Medya Bilgilendirme Semineri’nde konuşan Butckikh, Akkuyu NGS’nin üçüncü ünitesinin temelinin geçen ay atıldığını anımsattı.
Projedeki birinci ünite reaktörünün parçası olan basınçlı kabın mayısta yerleştirilmesinin öngörüldüğünü ifade eden Butckikh, mevcut durumda santralin ikinci ünitesinde iç ve dış duvarlarla ara perdelerin beton ve montaj çalışmalarını yürüttüklerini söyledi.
Butckikh, sözlerini şöyle sürdürdü:
“Geçen yılı etkisi altına alan Kovid-19 salgınına rağmen inşaat çalışmalarına ara vermedik. Akkuyu NGS’nin dördüncü ünitesinin inşaat lisansını 2021’in sonuna kadar almayı hedefliyoruz. Başvurumuzu Nükleer Düzenleme Kurumuna geçen yıl sunduk. Kovid-19 sürecinde, hastalıkla mücadele birimi oluşturduk. Çalışan sayısının fazlalığı sebebiyle bu süreci yönetmek zor ancak geçerli tedbirlere hala uyuyoruz. Birinci ünitenin iç koruma binasının üçüncü katmanının montajına hazırlık çalışması devam ediyor. Ayrıca dördüncü katmanın ön montaj çalışmalarını yapıyoruz. Dış kaplamayı da inşaat demiri ile güçlendirmeye çalışıyoruz.”
Butckikh, Akkuyu NGS projesinde tsunami, su baskınları, fırtına ve 9 şiddetinde deprem gibi dış etkenlere karşı santrali dayanıklı kılan aktif ve pasif güvenlik sistemlerinin uygulanması konusunda çalışmaların devam ettiğini söyledi.
Yardımcı tesis olarak Türk ve Rus ortak yapımı olması planlanan “kıyı koruma yapısı” inşaatının da devam ettiğini belirten Butckikh, “Projede diğer önemli birimlerden biri de pompa istasyonları. Bu istasyonlar sayesinde kullanılan su, soğutma suyu olarak ünitelere verilecek. Bunu hayata geçirmek için deniz dolgu çalışması yapıyoruz. Dolgu çalışmalarının fırtınalara karşı korunması için de sabitleme faaliyetleri yürütüyoruz. Pompa istasyonunun temel plakası farklı yerlerde 2,8 ile 8 metre arasında farklı yüksekliklere sahip olacak.” diye konuştu.
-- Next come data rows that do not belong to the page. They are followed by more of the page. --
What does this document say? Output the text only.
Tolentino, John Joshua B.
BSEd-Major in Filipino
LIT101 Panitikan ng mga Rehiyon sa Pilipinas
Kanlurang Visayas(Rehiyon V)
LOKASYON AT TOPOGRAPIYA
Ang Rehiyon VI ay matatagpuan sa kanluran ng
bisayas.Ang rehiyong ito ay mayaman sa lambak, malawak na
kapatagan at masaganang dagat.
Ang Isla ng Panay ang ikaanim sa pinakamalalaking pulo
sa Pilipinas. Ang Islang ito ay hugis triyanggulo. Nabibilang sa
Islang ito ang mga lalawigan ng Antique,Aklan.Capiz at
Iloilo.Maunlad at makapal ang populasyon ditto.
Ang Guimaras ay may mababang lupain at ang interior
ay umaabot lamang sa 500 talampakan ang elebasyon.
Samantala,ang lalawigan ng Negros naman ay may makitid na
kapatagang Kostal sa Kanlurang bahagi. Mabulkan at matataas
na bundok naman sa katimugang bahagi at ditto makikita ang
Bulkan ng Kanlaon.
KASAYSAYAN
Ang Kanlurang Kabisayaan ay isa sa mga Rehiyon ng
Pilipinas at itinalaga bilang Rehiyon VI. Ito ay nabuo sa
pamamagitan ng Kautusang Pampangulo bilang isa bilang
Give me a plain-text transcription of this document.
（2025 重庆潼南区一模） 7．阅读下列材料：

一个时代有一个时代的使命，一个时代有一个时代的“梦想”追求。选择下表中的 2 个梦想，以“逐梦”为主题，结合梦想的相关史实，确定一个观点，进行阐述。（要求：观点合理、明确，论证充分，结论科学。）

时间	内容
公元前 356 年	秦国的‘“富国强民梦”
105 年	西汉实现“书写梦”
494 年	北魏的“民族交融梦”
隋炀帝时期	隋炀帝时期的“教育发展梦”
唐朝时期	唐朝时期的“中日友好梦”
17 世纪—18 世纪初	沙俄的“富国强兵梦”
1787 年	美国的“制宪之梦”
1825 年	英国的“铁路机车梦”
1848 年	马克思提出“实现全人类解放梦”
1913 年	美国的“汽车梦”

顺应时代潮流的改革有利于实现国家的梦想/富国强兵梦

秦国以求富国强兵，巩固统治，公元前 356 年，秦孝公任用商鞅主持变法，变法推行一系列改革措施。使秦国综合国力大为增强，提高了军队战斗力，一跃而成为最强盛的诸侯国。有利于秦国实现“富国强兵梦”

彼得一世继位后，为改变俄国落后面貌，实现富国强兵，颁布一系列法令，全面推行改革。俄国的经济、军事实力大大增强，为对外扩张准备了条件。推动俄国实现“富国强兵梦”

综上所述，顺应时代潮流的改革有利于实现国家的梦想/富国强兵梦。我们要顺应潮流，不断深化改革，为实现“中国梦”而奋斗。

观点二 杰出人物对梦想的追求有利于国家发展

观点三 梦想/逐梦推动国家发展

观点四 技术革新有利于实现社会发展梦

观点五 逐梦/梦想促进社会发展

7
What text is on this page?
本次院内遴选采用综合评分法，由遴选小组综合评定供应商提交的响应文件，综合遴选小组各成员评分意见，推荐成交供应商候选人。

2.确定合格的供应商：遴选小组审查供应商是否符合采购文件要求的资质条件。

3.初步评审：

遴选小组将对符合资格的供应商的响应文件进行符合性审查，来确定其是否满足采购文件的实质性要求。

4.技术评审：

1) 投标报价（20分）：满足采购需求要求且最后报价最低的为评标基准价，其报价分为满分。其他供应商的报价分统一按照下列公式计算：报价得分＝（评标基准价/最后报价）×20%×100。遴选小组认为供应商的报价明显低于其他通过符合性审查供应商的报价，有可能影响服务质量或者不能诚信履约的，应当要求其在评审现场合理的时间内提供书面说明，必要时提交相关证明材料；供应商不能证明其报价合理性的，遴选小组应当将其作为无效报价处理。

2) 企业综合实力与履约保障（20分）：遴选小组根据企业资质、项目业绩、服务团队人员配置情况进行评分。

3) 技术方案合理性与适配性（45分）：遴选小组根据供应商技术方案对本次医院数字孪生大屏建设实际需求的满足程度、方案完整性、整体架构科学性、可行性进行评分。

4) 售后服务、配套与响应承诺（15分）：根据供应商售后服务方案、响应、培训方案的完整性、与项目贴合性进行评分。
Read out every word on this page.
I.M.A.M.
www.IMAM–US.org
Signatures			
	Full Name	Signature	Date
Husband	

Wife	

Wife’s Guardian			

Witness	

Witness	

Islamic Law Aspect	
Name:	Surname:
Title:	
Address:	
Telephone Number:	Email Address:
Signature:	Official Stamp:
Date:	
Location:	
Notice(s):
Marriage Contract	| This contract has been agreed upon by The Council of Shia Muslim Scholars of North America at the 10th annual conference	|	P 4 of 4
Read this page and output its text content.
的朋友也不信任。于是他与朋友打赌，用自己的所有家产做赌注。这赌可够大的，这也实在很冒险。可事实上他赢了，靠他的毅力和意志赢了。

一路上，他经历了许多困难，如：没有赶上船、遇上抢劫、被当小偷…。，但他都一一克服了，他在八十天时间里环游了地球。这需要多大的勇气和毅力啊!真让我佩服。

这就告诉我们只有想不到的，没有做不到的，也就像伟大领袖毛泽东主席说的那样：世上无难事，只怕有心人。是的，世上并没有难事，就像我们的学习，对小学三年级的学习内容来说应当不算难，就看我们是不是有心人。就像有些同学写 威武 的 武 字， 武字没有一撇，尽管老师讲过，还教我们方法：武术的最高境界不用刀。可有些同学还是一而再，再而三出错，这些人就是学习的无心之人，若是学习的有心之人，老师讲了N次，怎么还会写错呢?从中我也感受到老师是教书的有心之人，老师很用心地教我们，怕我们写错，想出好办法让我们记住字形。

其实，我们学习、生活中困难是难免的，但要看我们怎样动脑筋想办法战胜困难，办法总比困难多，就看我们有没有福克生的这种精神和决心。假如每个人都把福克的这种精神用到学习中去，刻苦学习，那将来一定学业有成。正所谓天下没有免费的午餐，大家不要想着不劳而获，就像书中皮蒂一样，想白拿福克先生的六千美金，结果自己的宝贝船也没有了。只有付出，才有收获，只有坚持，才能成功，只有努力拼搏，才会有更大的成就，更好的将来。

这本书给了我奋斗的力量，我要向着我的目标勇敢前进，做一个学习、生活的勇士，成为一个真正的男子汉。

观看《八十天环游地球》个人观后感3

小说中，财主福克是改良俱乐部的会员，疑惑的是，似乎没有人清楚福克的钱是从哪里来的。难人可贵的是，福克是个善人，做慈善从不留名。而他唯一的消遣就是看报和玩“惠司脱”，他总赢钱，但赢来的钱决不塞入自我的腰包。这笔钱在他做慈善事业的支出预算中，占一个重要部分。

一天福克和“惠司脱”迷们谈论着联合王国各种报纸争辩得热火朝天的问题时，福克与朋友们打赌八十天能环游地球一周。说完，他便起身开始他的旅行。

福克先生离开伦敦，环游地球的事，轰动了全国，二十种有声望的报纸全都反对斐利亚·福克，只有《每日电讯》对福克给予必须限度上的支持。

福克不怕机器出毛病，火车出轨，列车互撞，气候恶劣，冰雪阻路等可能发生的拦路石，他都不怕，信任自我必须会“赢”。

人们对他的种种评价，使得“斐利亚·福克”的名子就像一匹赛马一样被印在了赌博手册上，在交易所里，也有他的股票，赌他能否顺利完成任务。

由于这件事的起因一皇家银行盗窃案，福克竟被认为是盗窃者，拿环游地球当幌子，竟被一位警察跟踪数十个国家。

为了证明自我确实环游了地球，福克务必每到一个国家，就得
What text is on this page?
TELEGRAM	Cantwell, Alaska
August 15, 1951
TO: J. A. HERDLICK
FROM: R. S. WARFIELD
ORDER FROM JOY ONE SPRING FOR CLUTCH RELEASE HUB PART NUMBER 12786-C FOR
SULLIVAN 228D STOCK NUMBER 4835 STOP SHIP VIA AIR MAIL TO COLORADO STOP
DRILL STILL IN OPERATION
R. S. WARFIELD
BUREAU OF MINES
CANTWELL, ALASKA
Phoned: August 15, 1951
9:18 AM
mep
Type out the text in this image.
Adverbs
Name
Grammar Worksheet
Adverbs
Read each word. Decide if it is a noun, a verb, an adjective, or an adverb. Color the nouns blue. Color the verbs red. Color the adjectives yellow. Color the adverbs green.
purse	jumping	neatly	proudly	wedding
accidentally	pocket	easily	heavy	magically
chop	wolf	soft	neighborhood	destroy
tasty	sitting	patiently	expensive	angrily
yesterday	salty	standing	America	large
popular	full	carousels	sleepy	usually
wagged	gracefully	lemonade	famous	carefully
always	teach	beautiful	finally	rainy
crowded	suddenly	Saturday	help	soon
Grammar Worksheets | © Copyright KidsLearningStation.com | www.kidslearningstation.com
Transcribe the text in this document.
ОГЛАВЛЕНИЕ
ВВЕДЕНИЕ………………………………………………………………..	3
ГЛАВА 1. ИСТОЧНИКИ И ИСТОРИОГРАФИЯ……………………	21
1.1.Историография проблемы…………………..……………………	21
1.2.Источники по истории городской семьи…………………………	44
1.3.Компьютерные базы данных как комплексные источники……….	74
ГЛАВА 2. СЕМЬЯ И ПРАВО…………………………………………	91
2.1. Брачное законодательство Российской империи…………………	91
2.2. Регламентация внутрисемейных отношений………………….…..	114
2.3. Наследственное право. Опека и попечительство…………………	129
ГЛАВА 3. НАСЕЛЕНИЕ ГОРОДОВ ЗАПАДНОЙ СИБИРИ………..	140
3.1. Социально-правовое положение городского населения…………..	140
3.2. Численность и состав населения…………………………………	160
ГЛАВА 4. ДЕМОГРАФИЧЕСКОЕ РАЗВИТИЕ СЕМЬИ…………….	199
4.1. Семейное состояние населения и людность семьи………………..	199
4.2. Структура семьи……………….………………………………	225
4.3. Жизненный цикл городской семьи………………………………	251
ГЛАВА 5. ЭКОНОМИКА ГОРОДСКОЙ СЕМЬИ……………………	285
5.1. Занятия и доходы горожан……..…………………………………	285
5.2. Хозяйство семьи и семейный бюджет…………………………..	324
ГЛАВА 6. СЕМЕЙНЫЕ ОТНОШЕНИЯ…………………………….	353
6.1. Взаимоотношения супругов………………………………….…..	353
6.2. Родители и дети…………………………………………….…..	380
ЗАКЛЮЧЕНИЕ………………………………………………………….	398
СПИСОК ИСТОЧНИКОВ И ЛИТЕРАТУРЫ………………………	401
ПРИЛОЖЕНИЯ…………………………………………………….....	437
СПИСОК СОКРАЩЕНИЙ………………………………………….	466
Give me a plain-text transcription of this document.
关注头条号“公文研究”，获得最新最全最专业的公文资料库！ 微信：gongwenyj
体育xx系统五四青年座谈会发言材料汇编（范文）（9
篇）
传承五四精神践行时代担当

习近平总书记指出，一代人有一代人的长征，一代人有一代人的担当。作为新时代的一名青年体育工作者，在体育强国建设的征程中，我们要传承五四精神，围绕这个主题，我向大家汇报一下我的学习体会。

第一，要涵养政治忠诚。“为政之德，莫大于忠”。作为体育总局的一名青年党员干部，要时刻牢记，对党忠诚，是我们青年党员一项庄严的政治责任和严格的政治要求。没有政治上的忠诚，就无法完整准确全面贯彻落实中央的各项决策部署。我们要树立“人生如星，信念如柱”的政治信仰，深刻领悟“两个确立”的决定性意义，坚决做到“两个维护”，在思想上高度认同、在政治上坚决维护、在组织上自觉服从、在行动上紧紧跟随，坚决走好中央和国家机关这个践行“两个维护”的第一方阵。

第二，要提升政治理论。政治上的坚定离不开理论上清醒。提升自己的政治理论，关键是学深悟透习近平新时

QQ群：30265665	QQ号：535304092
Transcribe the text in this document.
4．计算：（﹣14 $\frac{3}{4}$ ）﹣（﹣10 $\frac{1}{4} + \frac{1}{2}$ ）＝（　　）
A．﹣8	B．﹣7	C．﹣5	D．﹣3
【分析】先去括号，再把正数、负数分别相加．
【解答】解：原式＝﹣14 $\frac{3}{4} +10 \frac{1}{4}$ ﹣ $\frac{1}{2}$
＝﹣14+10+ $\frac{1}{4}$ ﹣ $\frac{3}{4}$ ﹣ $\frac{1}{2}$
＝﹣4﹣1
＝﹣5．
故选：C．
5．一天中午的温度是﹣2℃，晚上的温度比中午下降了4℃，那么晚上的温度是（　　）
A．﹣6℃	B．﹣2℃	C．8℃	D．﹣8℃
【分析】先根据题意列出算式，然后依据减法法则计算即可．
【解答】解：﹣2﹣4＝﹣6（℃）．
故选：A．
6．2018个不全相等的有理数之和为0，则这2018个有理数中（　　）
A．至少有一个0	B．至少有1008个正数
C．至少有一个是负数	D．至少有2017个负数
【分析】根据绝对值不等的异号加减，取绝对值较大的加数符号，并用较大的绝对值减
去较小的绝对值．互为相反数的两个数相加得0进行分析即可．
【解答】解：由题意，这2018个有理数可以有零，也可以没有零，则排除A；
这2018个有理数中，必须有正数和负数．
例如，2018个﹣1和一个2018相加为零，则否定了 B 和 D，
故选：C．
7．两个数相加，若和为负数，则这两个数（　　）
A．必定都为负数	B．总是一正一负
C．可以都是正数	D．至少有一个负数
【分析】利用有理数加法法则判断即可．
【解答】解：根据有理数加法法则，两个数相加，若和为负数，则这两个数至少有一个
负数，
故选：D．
Rosatom Orta Doğu ve Kuzey Afrika Direktörü ve Bölgesel Başkan Yardımcısı Alexander Voronkov da enerjinin kesintisiz olması gerektiğini ve nükleer güç santrallerinin bunu başaran teknolojileri içerdiğini vurguladı.
Nükleer enerji teknolojilerinin gelişimine de değinen Voronkov, şunları kaydetti;
“Son yıllarda daha da ön plana çıkan verimlilik kavramı, nükleer enerjinin üretimindeki değer zincirinde de önem kazandı. Nükleer enerjide, uranyum madenciliği, uranyum zenginleştirme, yakıt ve ekipman üretimi alanları değer zincirinin önemli parçalarıyken, atık yönetimi, nükleer tıp, izotop üretimi ve uygulama eğitimleri, yeni nükleer reaktörleri ve teknolojileri açısından önemli hale geldi. Öte yandan, Rusya, nükleer buz kırıcı gemiye sahip tek ülke. Mevcut deniz yollarına alternatif yollar açılabilmede bu gemiler önemli hale gelecek. Nükleer buz kırıcı gemiler olmadan denizde alternatif yollar açma mümkün olmuyor.”
Türkiye’nin en büyük yatırımları arasında bulunan Akkuyu NGS, her biri 1200 megavat kapasiteli 4 reaktörden oluşacak. Santralin ilk ünitesinin 2023’te tamamlanarak üretime geçmesi planlanırken, diğer ünitelerin birer yıl arayla devreye girmesi ve 2026 itibarıyla tam kapasite çalışmaya başlaması öngörülüyor.